Sonuncusu ise, Türkiye işçi sınıfı içinde bağlantı ve kurumsal ilişki üretmeye çalışan düzen dışı solun, yol almak için bir dizi toplumsal kimliği aynı anda kapsamaya çalışmak zorunda oluşudur. Siyaset ve ideolojik kavga alanındaki geriden gelişin açığı örgütsel bağlantı ile kapatılmaya çalışılmış ancak bu tarz hem likidasyonu hızlandırmış hem de toplumsallaşma dinamiklerini en başından köreltmiştir.
Bu tür bir tarihsellik içinde yığılanlara bugünden bakıldığında, sözünü ettiğimiz sonucu üreten süreçlerin kırılma noktası önem kazanmaktadır. Kırılma noktası esas olarak iktidar perspektifi ile ilişkilidir. İktidar perspektifinden uzaklık bu şekilsiz ve tuhaf birikimin beslendiği ana kaynaktır.

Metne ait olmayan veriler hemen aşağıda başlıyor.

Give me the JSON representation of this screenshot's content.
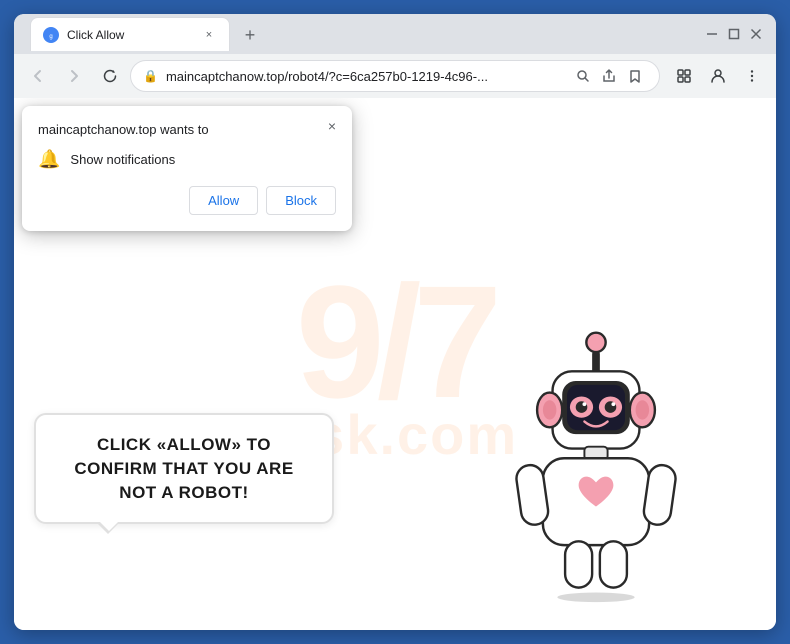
{
  "browser": {
    "title": "Click Allow",
    "tab": {
      "favicon": "🔵",
      "title": "Click Allow",
      "close": "×"
    },
    "new_tab": "+",
    "nav": {
      "back": "←",
      "forward": "→",
      "reload": "↻",
      "url": "maincaptchanow.top/robot4/?c=6ca257b0-1219-4c96-...",
      "lock": "🔒",
      "search_icon": "🔍",
      "share_icon": "⎙",
      "bookmark_icon": "☆",
      "extension_icon": "⬡",
      "profile_icon": "👤",
      "menu_icon": "⋮"
    }
  },
  "popup": {
    "title": "maincaptchanow.top wants to",
    "close": "×",
    "notification_label": "Show notifications",
    "allow_button": "Allow",
    "block_button": "Block"
  },
  "captcha": {
    "text": "CLICK «ALLOW» TO CONFIRM THAT YOU ARE NOT A ROBOT!"
  },
  "watermark": {
    "logo": "9/7",
    "text": "risk.co"
  },
  "colors": {
    "accent": "#1a73e8",
    "chrome_bg": "#dee1e6",
    "nav_bg": "#f1f3f4",
    "page_bg": "#ffffff"
  }
}
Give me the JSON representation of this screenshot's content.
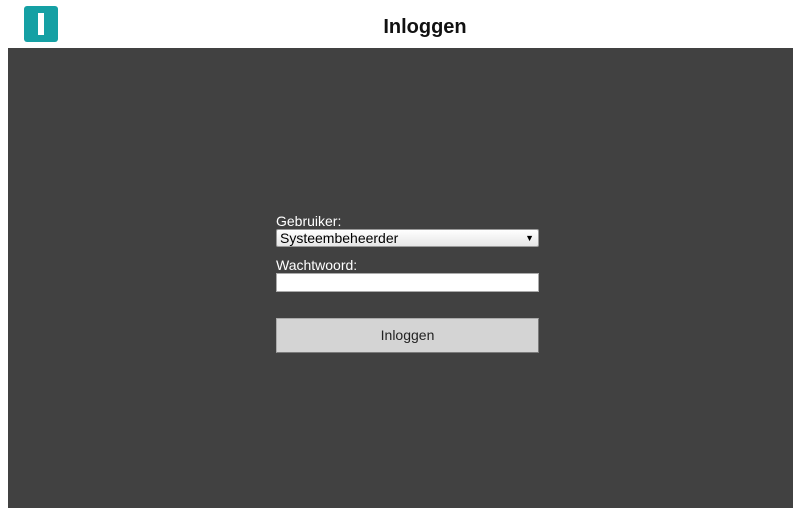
{
  "header": {
    "title": "Inloggen",
    "logo_icon": "app-logo-icon"
  },
  "colors": {
    "accent": "#15a0a4",
    "panel_background": "#414141",
    "button_background": "#d4d4d4"
  },
  "form": {
    "user_label": "Gebruiker:",
    "user_selected": "Systeembeheerder",
    "password_label": "Wachtwoord:",
    "password_value": "",
    "login_button_label": "Inloggen"
  }
}
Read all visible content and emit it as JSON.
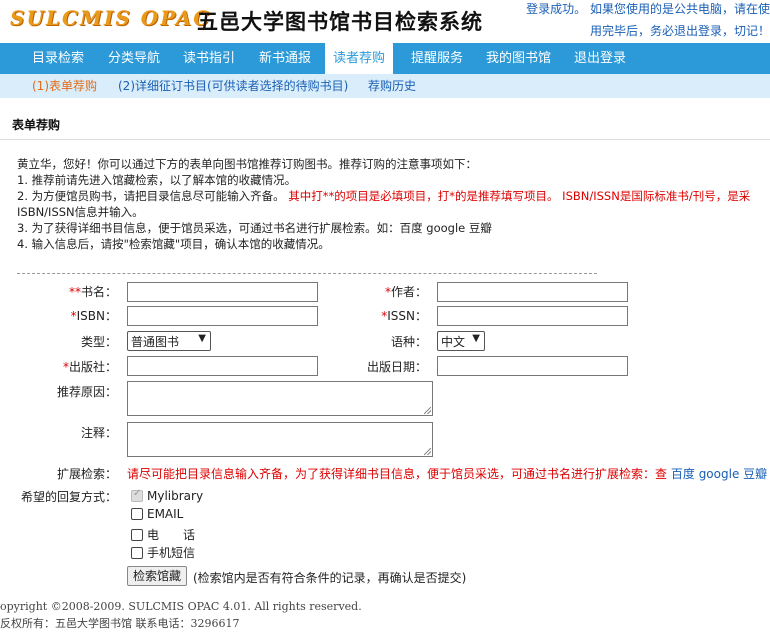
{
  "header": {
    "logo": "SULCMIS OPAC",
    "title": "五邑大学图书馆书目检索系统",
    "login_line1": "登录成功。 如果您使用的是公共电脑，请在使",
    "login_line2": "用完毕后，务必退出登录，切记！"
  },
  "nav": {
    "items": [
      "目录检索",
      "分类导航",
      "读书指引",
      "新书通报",
      "读者荐购",
      "提醒服务",
      "我的图书馆",
      "退出登录"
    ],
    "active_index": 4
  },
  "subnav": {
    "items": [
      "(1)表单荐购",
      "(2)详细征订书目(可供读者选择的待购书目)",
      "荐购历史"
    ],
    "active_index": 0
  },
  "section_title": "表单荐购",
  "notes": {
    "line0": "黄立华，您好！你可以通过下方的表单向图书馆推荐订购图书。推荐订购的注意事项如下：",
    "line1": "1. 推荐前请先进入馆藏检索，以了解本馆的收藏情况。",
    "line2a": "2. 为方便馆员购书，请把目录信息尽可能输入齐备。",
    "line2b": "其中打**的项目是必填项目，打*的是推荐填写项目。 ISBN/ISSN是国际标准书/刊号，是采",
    "line2c": "ISBN/ISSN信息并输入。",
    "line3": "3. 为了获得详细书目信息，便于馆员采选，可通过书名进行扩展检索。如：百度 google 豆瓣",
    "line4": "4. 输入信息后，请按\"检索馆藏\"项目，确认本馆的收藏情况。"
  },
  "form": {
    "title_req": "**",
    "title_label": "书名：",
    "author_req": "*",
    "author_label": "作者：",
    "isbn_req": "*",
    "isbn_label": "ISBN：",
    "issn_req": "*",
    "issn_label": "ISSN：",
    "type_label": "类型：",
    "type_value": "普通图书",
    "lang_label": "语种：",
    "lang_value": "中文",
    "publisher_req": "*",
    "publisher_label": "出版社：",
    "pubdate_label": "出版日期：",
    "reason_label": "推荐原因：",
    "note_label": "注释：",
    "ext_label": "扩展检索：",
    "ext_text": "请尽可能把目录信息输入齐备，为了获得详细书目信息，便于馆员采选，可通过书名进行扩展检索：查",
    "ext_links": [
      "百度",
      "google",
      "豆瓣"
    ],
    "reply_label": "希望的回复方式：",
    "reply_options": [
      "Mylibrary",
      "EMAIL",
      "电　　话",
      "手机短信"
    ],
    "search_button": "检索馆藏",
    "search_note": "(检索馆内是否有符合条件的记录，再确认是否提交)"
  },
  "footer": {
    "line1": "opyright ©2008-2009. SULCMIS OPAC 4.01. All rights reserved.",
    "line2": "反权所有：五邑大学图书馆 联系电话：3296617"
  }
}
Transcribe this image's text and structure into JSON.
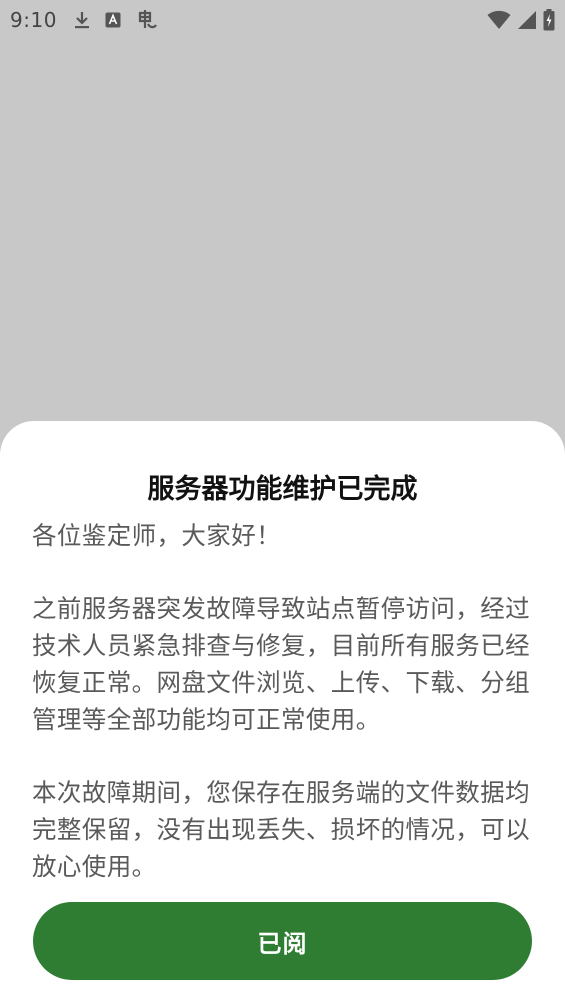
{
  "status_bar": {
    "time": "9:10",
    "left_icons": [
      "download-icon",
      "translate-icon",
      "bug-icon"
    ],
    "right_icons": [
      "wifi-icon",
      "cellular-signal-icon",
      "battery-charging-icon"
    ]
  },
  "dialog": {
    "title": "服务器功能维护已完成",
    "greeting": "各位鉴定师，大家好！",
    "paragraph_1": "之前服务器突发故障导致站点暂停访问，经过技术人员紧急排查与修复，目前所有服务已经恢复正常。网盘文件浏览、上传、下载、分组管理等全部功能均可正常使用。",
    "paragraph_2": "本次故障期间，您保存在服务端的文件数据均完整保留，没有出现丢失、损坏的情况，可以放心使用。",
    "confirm_label": "已阅"
  },
  "colors": {
    "overlay": "#c8c8c8",
    "sheet_background": "#ffffff",
    "button": "#2e7d32",
    "body_text": "#5a5a5a",
    "title_text": "#111111"
  }
}
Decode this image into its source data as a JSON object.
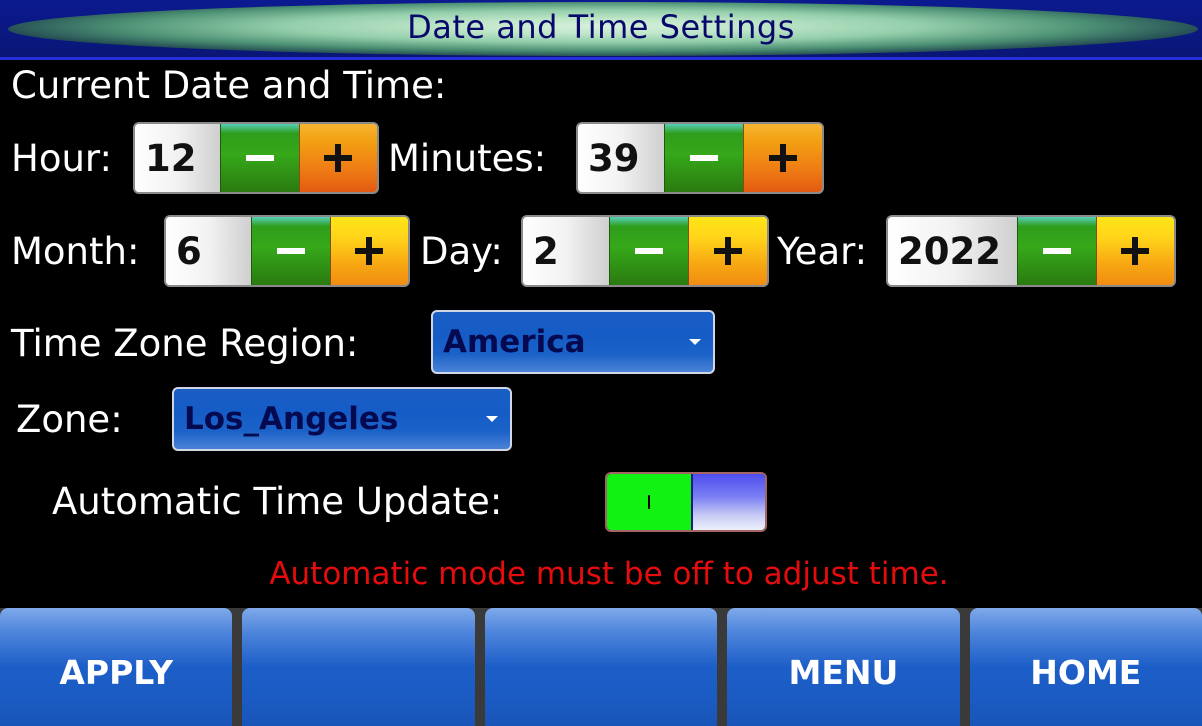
{
  "title": "Date and Time Settings",
  "section_label": "Current Date and Time:",
  "hour": {
    "label": "Hour:",
    "value": "12"
  },
  "minutes": {
    "label": "Minutes:",
    "value": "39"
  },
  "month": {
    "label": "Month:",
    "value": "6"
  },
  "day": {
    "label": "Day:",
    "value": "2"
  },
  "year": {
    "label": "Year:",
    "value": "2022"
  },
  "timezone_region": {
    "label": "Time Zone Region:",
    "value": "America"
  },
  "zone": {
    "label": "Zone:",
    "value": "Los_Angeles"
  },
  "auto_update": {
    "label": "Automatic Time Update:",
    "state": "on"
  },
  "warning": "Automatic mode must be off to adjust time.",
  "softkeys": [
    "APPLY",
    "",
    "",
    "MENU",
    "HOME"
  ],
  "colors": {
    "title_bar": "#0a1676",
    "minus_green": "#36a81a",
    "plus_orange": "#ef7e14",
    "dropdown_blue": "#155cc6",
    "toggle_green": "#12f212",
    "warning_red": "#e40c0c",
    "softkey_blue": "#1c5ec8"
  }
}
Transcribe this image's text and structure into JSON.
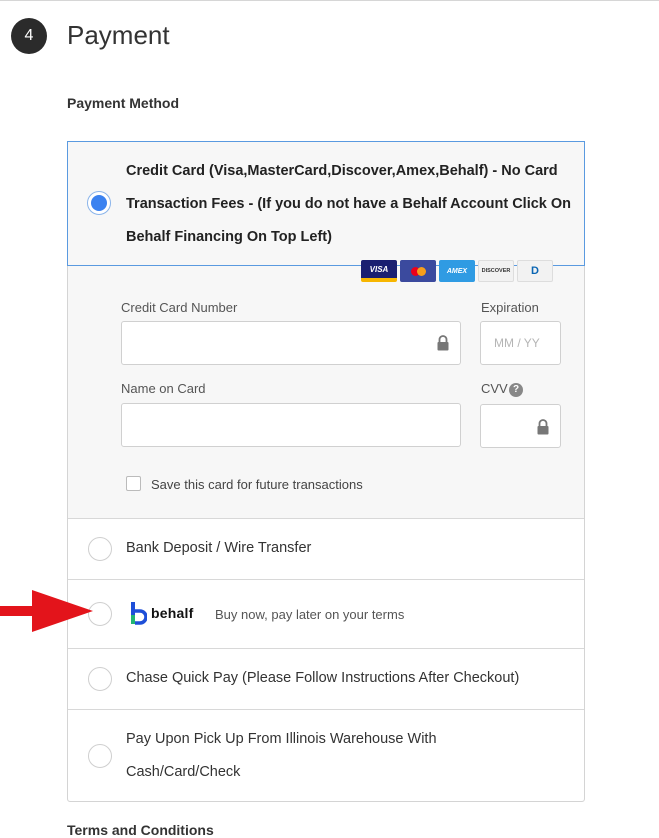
{
  "step": {
    "number": "4",
    "title": "Payment"
  },
  "payment_method_heading": "Payment Method",
  "credit_card_option": {
    "label": "Credit Card (Visa,MasterCard,Discover,Amex,Behalf) - No Card Transaction Fees - (If you do not have a Behalf Account Click On Behalf Financing On Top Left)",
    "selected": true,
    "card_logos": [
      "visa",
      "mastercard",
      "amex",
      "discover",
      "diners-club"
    ],
    "logo_text": {
      "visa": "VISA",
      "amex": "AMEX",
      "discover": "DISCOVER",
      "diners": "D"
    }
  },
  "card_form": {
    "card_number_label": "Credit Card Number",
    "card_number_value": "",
    "expiration_label": "Expiration",
    "expiration_placeholder": "MM / YY",
    "name_label": "Name on Card",
    "name_value": "",
    "cvv_label": "CVV",
    "cvv_help": "?",
    "save_card_label": "Save this card for future transactions",
    "save_card_checked": false
  },
  "other_options": {
    "bank": {
      "label": "Bank Deposit / Wire Transfer",
      "selected": false
    },
    "behalf": {
      "logo_text": "behalf",
      "tagline": "Buy now, pay later on your terms",
      "selected": false
    },
    "chase": {
      "label": "Chase Quick Pay (Please Follow Instructions After Checkout)",
      "selected": false
    },
    "pickup": {
      "label_line1": "Pay Upon Pick Up From Illinois Warehouse With",
      "label_line2": "Cash/Card/Check",
      "selected": false
    }
  },
  "terms_heading": "Terms and Conditions",
  "colors": {
    "accent_blue": "#3b82f0",
    "arrow_red": "#e3141b",
    "selected_border": "#5a9ae0"
  }
}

Öte yandan, iktidar perspektifi kendisini somut iddialı kazanım alanlarını da önüne koyarak bütünler. Bugün kentlerin kazanılması, iktidar perspektifinin en önemli dayanaklarından birisini oluşturmaktadır. Kentlerin kazanılması kavgası kim ne derse desin esas olarak dinci gericilikle hesaplaşmanın açtığı yol üzerinden yol alacaktır. Sadece bir siyasi çizgiyi hedef alan niteliğinden çok, farklı siyasi çizgiler üzerinde de somut tezahürleri bulunan dinci gerici toplumsal etkinin kentlerde topyekün geriletilmesini ve bu doğrultuda aydınlanmacı bir kavgayı kent emekçilerine kazandırmayı önüne koyan bir iddiayı taşımak durumundayız.
Neresinden bakarsanız bakın, böylesi bir birikimin yönünü değiştirmeye kalkanlar için kararlı ve iddialı bir çerçeveden aşağısı kurtarmamaktadır. Yani, dinci gericilikle ilerici ve aydınlanmacı bir kimlik üzerinden hesaplaşmayı açıktan önüne koyan ve işçi sınıfı içindeki toplumsallaşma ve meşrulaşma kanallarını bu kararlık üzerinden yeniden üreten bir örgütsel irade, sözünü ettiğimiz birikimin yönünü bir iktidar kavgasına çevirebilecektir. O halde, altını özenle çizdiğimiz hesaplaşmanın Türkiye işçi sınıfı saflarına maledilmesi ve enerji-umut üreten bir nitelik kazanması zorunludur. Bu yazıda, bu tür bir çabanın potansiyel olanaklarına işaret edilmektedir. Kentler bu somut kavganın en yakıcı biçimlerinin ete kemiğe bürüneceği bir nesnellik barındırmaktadır.
İşçi sınıfı içinde dinci gericilik
Hatırlanacaktır; Refah Partisinin seçim başarısı tartışılırken, en çok kentlere hatta metropollere girmiş olması dikkat çekmekteydi. Kimileri bunu sokakları bile hedef alan örgütsel bir başarıya kimileri de düzenden umudunu kesen kitlelere seslenmeyi başarmış olmaya bağlamıştı. Bu tartışmaya bugün bu haliyle ihtiyacımız pek kalmadı. Ancak, dinci gericiliğin geleneksel kabuğunu kentlere girerek kırmış olması halen anlamlıdır. Kentler işçi sınıfı demek…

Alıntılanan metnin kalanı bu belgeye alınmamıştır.